We were doing a lab in Biology the other day. AP Biology teachers will be familiar with it, but the basic idea is that students count the number of cells of each phase in the meristem of an onion root tip using a microscope. By using the count of each phase, they can estimate the percentage of time each phase takes. At 400x, there are typically about 250 or so cells in the field of view, and the phase of each cell is not always certain, so it is not a trivial task. With care and patience, however, results can be pretty good. My students were quite confident with their counts. And, in truth, their combined data provided values that were not at all bad.
But here’s the interesting part. I also gave them a sheet with a couple of these images (click to enlarge), and asked them to find and circle one example of each phase.
And, collectively, They did really poorly.

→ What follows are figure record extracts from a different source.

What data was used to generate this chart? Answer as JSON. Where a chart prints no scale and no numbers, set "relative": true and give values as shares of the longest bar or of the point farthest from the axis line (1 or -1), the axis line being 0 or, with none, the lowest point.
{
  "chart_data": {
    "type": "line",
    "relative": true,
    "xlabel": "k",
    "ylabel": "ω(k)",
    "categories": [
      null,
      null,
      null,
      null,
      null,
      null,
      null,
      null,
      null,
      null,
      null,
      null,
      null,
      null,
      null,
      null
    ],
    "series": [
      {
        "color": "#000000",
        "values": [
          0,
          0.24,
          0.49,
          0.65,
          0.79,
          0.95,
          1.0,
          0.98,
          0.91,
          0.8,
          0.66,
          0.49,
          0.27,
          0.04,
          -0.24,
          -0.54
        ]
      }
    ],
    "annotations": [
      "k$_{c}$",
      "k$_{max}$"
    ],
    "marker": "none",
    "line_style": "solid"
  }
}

Few of the students could correctly identify three or more phases. And yes, these are photos of the same microscope slides they were using.
I am still coming to grips with the ramifications of this discrepancy, but some of the conclusions are:
- Students’ confidence in their ability is not always a good measure of their ability
- This mitosis activity is is fairly immune to error
- Sometimes, biology can be harder than it looks, and it is NOT about memorizing
- Real life doesn’t look like the picture in the textbook.
- This is an excellent exercise to highlight and discuss points 1-4 above with the students.
One added observation – while the students were not all able to identify the phases of mitosis, they did notice instantly that they did not have the same images as the person next to them. Hmmm.